Over the course of 2022-2023, Bercy forecasts a decline in expenditures in the volume of 2.6% (excluding the effects of inflation). And plans to reduce the weight of public spending over the course of the five-year period, bringing it down from 57.6% of GDP to 53.8%; this will be “an unprecedented effort for 20 years.” “According to the Minister of the Economy, “this firmness and this consistency are absolutely necessary when you have 10-year borrowing rates at 2.5%.”

Finally, Bruno Le Maire provided assurance that the reforms to which the executive branch had committed will be properly implemented. These reforms include the one regarding unemployment insurance, which is already on the right track, as well as the pension reform. It is entirely possible to carry out reform that is both fair and effective within a timeframe that is considered reasonable. And this is even more true now that the French people have given the President of the Republic their approval to carry out this reform. The Minister “does not exclude structural reforms to reduce spending either; for example, there can be better efficiency of spending on employment policy and housing.”

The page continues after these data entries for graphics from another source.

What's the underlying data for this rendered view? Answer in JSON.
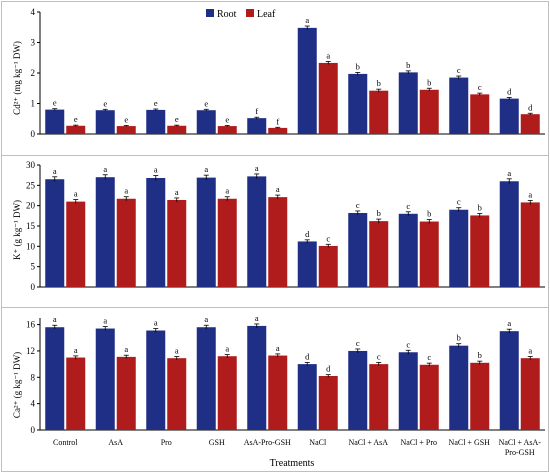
{
  "figure": {
    "xlabel": "Treatments",
    "legend": [
      {
        "name": "Root",
        "color": "#1f2f86"
      },
      {
        "name": "Leaf",
        "color": "#b01c1c"
      }
    ]
  },
  "chart_data": [
    {
      "type": "bar",
      "panel": "Cd",
      "ylabel": "Cd²⁺ (mg kg⁻¹ DW)",
      "ylim": [
        0,
        4
      ],
      "yticks": [
        0,
        1,
        2,
        3,
        4
      ],
      "legend_position": "top-center",
      "categories": [
        "Control",
        "AsA",
        "Pro",
        "GSH",
        "AsA-Pro-GSH",
        "NaCl",
        "NaCl + AsA",
        "NaCl + Pro",
        "NaCl + GSH",
        "NaCl + AsA-Pro-GSH"
      ],
      "series": [
        {
          "name": "Root",
          "color": "#1f2f86",
          "values": [
            0.8,
            0.78,
            0.79,
            0.78,
            0.52,
            3.48,
            1.97,
            2.02,
            1.85,
            1.16
          ],
          "errors": [
            0.03,
            0.03,
            0.03,
            0.03,
            0.03,
            0.06,
            0.05,
            0.05,
            0.05,
            0.04
          ],
          "letters": [
            "e",
            "e",
            "e",
            "e",
            "f",
            "a",
            "b",
            "b",
            "c",
            "d"
          ]
        },
        {
          "name": "Leaf",
          "color": "#b01c1c",
          "values": [
            0.27,
            0.26,
            0.27,
            0.26,
            0.2,
            2.33,
            1.42,
            1.45,
            1.3,
            0.65
          ],
          "errors": [
            0.02,
            0.02,
            0.02,
            0.02,
            0.02,
            0.05,
            0.05,
            0.05,
            0.04,
            0.03
          ],
          "letters": [
            "e",
            "e",
            "e",
            "e",
            "f",
            "a",
            "b",
            "b",
            "c",
            "d"
          ]
        }
      ]
    },
    {
      "type": "bar",
      "panel": "K",
      "ylabel": "K⁺ (g kg⁻¹ DW)",
      "ylim": [
        0,
        30
      ],
      "yticks": [
        0,
        5,
        10,
        15,
        20,
        25,
        30
      ],
      "categories": [
        "Control",
        "AsA",
        "Pro",
        "GSH",
        "AsA-Pro-GSH",
        "NaCl",
        "NaCl + AsA",
        "NaCl + Pro",
        "NaCl + GSH",
        "NaCl + AsA-Pro-GSH"
      ],
      "series": [
        {
          "name": "Root",
          "color": "#1f2f86",
          "values": [
            26.5,
            27.0,
            26.8,
            26.9,
            27.2,
            11.2,
            18.2,
            18.0,
            19.0,
            26.0
          ],
          "errors": [
            0.6,
            0.6,
            0.6,
            0.6,
            0.6,
            0.4,
            0.5,
            0.5,
            0.5,
            0.6
          ],
          "letters": [
            "a",
            "a",
            "a",
            "a",
            "a",
            "d",
            "c",
            "c",
            "c",
            "a"
          ]
        },
        {
          "name": "Leaf",
          "color": "#b01c1c",
          "values": [
            21.0,
            21.7,
            21.4,
            21.7,
            22.1,
            10.1,
            16.2,
            16.1,
            17.6,
            20.8
          ],
          "errors": [
            0.5,
            0.5,
            0.5,
            0.5,
            0.5,
            0.4,
            0.5,
            0.5,
            0.5,
            0.5
          ],
          "letters": [
            "a",
            "a",
            "a",
            "a",
            "a",
            "c",
            "b",
            "b",
            "b",
            "a"
          ]
        }
      ]
    },
    {
      "type": "bar",
      "panel": "Ca",
      "ylabel": "Ca²⁺ (g kg⁻¹ DW)",
      "ylim": [
        0,
        17
      ],
      "yticks": [
        0,
        4,
        8,
        12,
        16
      ],
      "categories": [
        "Control",
        "AsA",
        "Pro",
        "GSH",
        "AsA-Pro-GSH",
        "NaCl",
        "NaCl + AsA",
        "NaCl + Pro",
        "NaCl + GSH",
        "NaCl + AsA-Pro-GSH"
      ],
      "series": [
        {
          "name": "Root",
          "color": "#1f2f86",
          "values": [
            15.6,
            15.4,
            15.1,
            15.6,
            15.8,
            10.0,
            12.0,
            11.8,
            12.8,
            15.0
          ],
          "errors": [
            0.3,
            0.3,
            0.3,
            0.3,
            0.3,
            0.25,
            0.3,
            0.3,
            0.3,
            0.3
          ],
          "letters": [
            "a",
            "a",
            "a",
            "a",
            "a",
            "d",
            "c",
            "c",
            "b",
            "a"
          ]
        },
        {
          "name": "Leaf",
          "color": "#b01c1c",
          "values": [
            11.0,
            11.1,
            10.9,
            11.2,
            11.3,
            8.2,
            10.0,
            9.9,
            10.2,
            10.9
          ],
          "errors": [
            0.25,
            0.25,
            0.25,
            0.25,
            0.25,
            0.2,
            0.25,
            0.25,
            0.25,
            0.25
          ],
          "letters": [
            "a",
            "a",
            "a",
            "a",
            "a",
            "d",
            "c",
            "c",
            "b",
            "a"
          ]
        }
      ]
    }
  ]
}
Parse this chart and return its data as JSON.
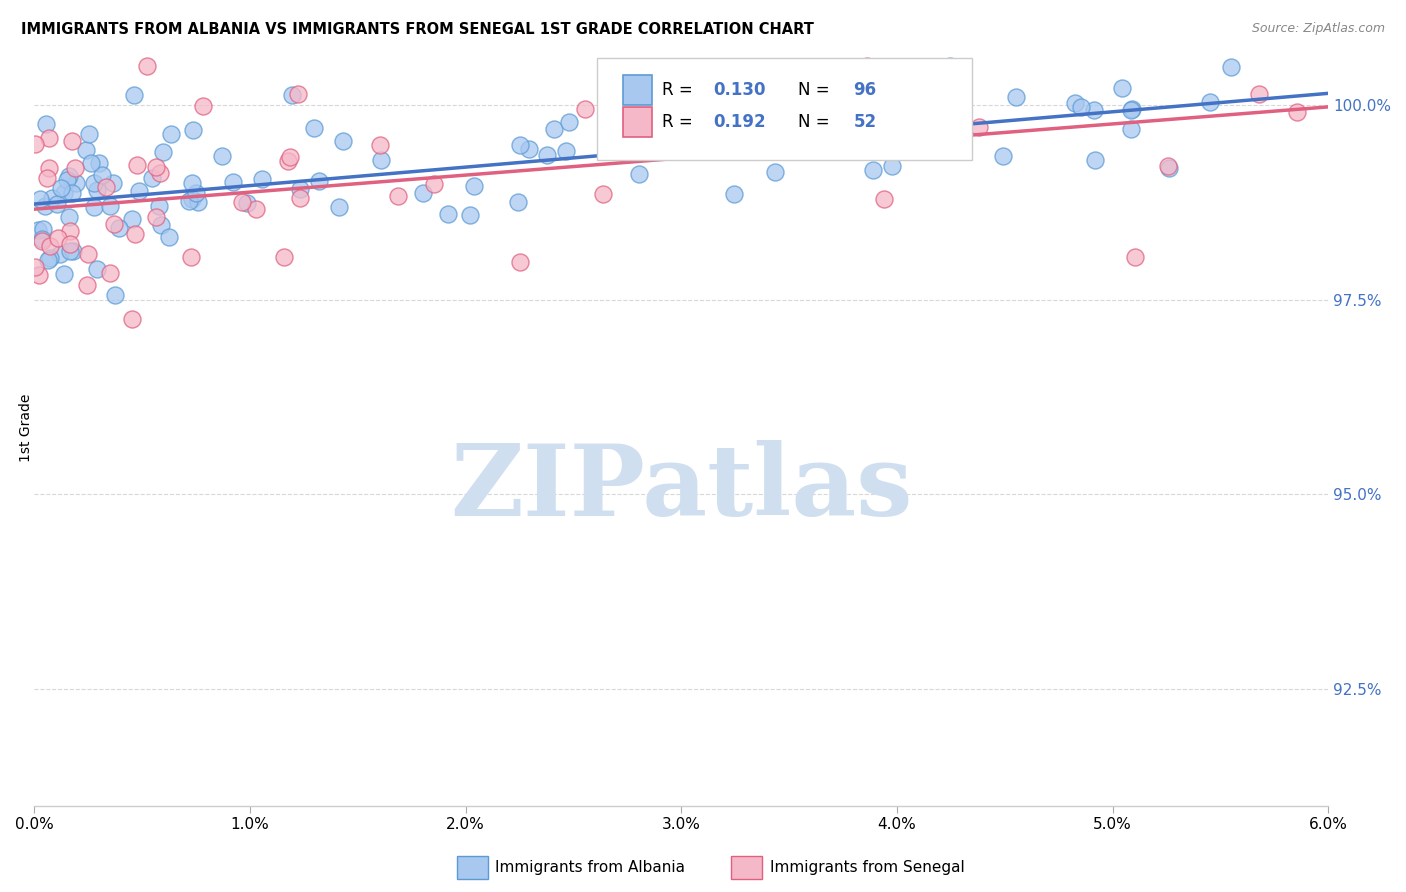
{
  "title": "IMMIGRANTS FROM ALBANIA VS IMMIGRANTS FROM SENEGAL 1ST GRADE CORRELATION CHART",
  "source": "Source: ZipAtlas.com",
  "ylabel": "1st Grade",
  "ytick_labels": [
    "92.5%",
    "95.0%",
    "97.5%",
    "100.0%"
  ],
  "ytick_values": [
    0.925,
    0.95,
    0.975,
    1.0
  ],
  "xlim": [
    0.0,
    0.06
  ],
  "ylim": [
    0.91,
    1.007
  ],
  "legend_R1": "0.130",
  "legend_N1": "96",
  "legend_R2": "0.192",
  "legend_N2": "52",
  "blue_fill": "#a8c8f0",
  "blue_edge": "#5b9bd5",
  "pink_fill": "#f5b8c8",
  "pink_edge": "#e06080",
  "trend_blue": "#4472c4",
  "trend_pink": "#e06080",
  "legend_val_color": "#4472c4",
  "watermark_color": "#d0dff0",
  "background_color": "#ffffff",
  "grid_color": "#d8d8d8",
  "xtick_labels": [
    "0.0%",
    "1.0%",
    "2.0%",
    "3.0%",
    "4.0%",
    "5.0%",
    "6.0%"
  ],
  "xtick_values": [
    0.0,
    0.01,
    0.02,
    0.03,
    0.04,
    0.05,
    0.06
  ]
}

In the meantime, in order to meet the priorities outlined by Emmanuel Macron, an additional 10,000 civil servants will be hired the following year. These civil servants will be recruited in order to meet the priorities of Education, Security, and Justice. As Bruno Le Maire came to a conclusion, he stated that “this budget holds firm the economic line that has always been ours, valorization of work, the competitiveness of companies, protection of the French, and energy transition.”

In any event, the text that has been presented is a trial by fire, in a situation in which there is a relative majority in the National Assembly and while the executive is simultaneously presenting its social security financing bill (PLFSS), in which the contentious pension reform could be introduced by amendment. This is a context in which there is a relative majority in the National Assembly. For the time being, the government intends to focus its efforts on “the narrow way” negotiation with the oppositions, but they are not ruling out the possibility of using the 49-3 vote to compel the passage of the text.